The primary use of acrylamide is in certain industries, such as paper and plastic, food packaging and dyes. But according to the Grocery Manufacturers Association, acrylamide is also found in about 40 percent of the calories consumed in a standard American diet.
According to the American Cancer Society, exposure to high levels of acrylamide at the workplace has been shown to cause nerve damage, leading to numbness and weakness in the arms and legs.
Long-term studies on the cancer-causing effects of this chemical are yet to be done, but theNational Toxicology Program clearly states that acrylamide can be “reasonably anticipated to be a human carcinogen.”
How to Avoid Acrylamide
Where does acrylamide lurk in your food? Here is a list, and some simple ways to cut down on your intake of this potentially harmful chemical:
Potato products, grain products and coffee are seen to contain higher concentrations of acrylamide.
Cigarette smoke also contains acrylamide. Yet another reason to kick the stick.
Overcooked French fries: if you must eat them, cook them to a golden yellow color, and not brown. The “crispier” the fries, the more acrylamide they likely contain.

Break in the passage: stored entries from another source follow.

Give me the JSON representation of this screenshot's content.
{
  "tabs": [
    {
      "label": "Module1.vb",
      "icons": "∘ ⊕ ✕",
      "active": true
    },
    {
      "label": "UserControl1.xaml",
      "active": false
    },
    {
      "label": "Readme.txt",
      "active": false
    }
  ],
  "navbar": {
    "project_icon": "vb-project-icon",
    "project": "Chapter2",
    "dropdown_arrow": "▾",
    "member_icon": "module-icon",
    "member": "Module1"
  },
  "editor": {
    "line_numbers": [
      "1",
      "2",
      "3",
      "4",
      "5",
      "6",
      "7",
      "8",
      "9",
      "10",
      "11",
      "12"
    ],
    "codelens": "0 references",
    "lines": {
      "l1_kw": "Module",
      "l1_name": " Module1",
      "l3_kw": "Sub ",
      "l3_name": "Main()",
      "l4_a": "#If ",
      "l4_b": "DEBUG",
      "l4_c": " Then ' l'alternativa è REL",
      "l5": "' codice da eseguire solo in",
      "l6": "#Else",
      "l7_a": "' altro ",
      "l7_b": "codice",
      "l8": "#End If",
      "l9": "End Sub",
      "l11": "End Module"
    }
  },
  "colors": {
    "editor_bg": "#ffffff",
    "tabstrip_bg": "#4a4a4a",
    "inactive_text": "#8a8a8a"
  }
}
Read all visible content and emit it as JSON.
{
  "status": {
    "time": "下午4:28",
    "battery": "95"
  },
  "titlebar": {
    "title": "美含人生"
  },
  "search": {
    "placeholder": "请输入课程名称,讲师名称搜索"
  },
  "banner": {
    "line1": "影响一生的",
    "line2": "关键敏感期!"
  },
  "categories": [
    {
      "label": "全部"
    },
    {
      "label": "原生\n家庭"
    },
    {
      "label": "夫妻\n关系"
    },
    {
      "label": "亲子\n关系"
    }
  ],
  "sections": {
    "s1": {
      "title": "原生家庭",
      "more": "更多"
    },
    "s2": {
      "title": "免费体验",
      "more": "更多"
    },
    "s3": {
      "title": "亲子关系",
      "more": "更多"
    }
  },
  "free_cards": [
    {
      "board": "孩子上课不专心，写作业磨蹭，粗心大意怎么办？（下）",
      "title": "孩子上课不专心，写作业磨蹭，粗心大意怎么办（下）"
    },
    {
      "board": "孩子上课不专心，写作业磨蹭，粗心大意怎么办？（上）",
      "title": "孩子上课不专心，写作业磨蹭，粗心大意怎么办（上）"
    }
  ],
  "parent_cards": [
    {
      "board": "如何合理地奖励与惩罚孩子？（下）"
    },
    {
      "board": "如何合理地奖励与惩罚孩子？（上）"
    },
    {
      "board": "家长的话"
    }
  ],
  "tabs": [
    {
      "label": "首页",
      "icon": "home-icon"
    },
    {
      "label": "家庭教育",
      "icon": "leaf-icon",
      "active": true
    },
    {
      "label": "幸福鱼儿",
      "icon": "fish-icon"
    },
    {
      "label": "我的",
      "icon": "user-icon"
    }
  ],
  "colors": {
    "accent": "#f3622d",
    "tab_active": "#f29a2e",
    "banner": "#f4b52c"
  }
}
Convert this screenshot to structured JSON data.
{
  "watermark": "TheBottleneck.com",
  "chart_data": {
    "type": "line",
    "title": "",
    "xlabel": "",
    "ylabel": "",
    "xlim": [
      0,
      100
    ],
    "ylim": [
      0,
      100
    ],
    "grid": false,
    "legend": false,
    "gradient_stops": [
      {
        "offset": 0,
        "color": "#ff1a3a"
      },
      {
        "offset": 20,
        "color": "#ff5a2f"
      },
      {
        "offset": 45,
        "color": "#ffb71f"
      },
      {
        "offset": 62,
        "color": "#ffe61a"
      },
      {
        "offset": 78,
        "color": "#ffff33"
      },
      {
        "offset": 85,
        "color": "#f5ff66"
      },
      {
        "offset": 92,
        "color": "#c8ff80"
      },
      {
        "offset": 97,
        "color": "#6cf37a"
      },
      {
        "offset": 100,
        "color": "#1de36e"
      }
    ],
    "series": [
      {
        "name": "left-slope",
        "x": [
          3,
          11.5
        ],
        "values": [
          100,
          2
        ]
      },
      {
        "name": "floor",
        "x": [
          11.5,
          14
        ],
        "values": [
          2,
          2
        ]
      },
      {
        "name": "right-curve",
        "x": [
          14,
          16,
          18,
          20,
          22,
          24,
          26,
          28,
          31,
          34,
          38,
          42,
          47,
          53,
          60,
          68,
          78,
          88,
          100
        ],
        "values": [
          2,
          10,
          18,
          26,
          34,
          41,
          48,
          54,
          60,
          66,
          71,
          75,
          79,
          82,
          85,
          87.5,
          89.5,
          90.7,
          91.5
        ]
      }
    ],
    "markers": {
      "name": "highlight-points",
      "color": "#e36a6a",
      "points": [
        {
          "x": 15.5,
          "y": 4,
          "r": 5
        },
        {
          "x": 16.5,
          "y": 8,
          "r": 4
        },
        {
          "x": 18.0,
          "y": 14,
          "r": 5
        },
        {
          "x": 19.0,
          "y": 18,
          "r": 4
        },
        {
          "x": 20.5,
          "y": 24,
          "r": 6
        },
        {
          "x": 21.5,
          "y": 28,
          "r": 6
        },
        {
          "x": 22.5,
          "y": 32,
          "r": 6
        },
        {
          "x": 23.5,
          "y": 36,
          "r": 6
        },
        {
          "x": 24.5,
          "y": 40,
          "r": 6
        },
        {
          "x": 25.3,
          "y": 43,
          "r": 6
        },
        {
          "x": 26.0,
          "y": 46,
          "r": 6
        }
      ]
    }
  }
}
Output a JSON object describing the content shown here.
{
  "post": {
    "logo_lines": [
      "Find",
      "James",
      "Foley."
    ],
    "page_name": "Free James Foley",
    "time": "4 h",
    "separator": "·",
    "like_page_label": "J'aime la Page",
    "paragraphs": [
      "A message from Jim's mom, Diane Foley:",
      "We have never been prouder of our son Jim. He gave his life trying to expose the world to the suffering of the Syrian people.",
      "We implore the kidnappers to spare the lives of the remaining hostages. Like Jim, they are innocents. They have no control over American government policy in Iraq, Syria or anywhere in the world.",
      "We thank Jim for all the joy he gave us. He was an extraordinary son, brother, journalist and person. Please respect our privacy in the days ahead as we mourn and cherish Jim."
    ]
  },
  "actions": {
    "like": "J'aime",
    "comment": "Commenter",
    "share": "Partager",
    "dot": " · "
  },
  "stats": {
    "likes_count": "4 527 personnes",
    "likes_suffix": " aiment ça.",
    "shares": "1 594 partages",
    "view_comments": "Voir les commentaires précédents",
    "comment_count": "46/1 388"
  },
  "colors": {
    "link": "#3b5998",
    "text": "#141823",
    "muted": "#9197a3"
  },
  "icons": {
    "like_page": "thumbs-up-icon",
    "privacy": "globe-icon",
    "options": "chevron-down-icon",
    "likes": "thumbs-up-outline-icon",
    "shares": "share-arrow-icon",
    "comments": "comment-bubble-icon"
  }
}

Overdone toast: Light brown toast has less acrylamide than dark brown or nearly burnt toast.
Potatoes that have been refrigerated. The FDA recommends storing them in a cool, dark pantry instead.
Fried, roasted and baked foods that have been heated to more than 248 degrees Fahrenheit: these have more acrylamide than steamed and boiled foods. In fact, any food that has been cooked too long and browned too much contains higher levels of acrylamide.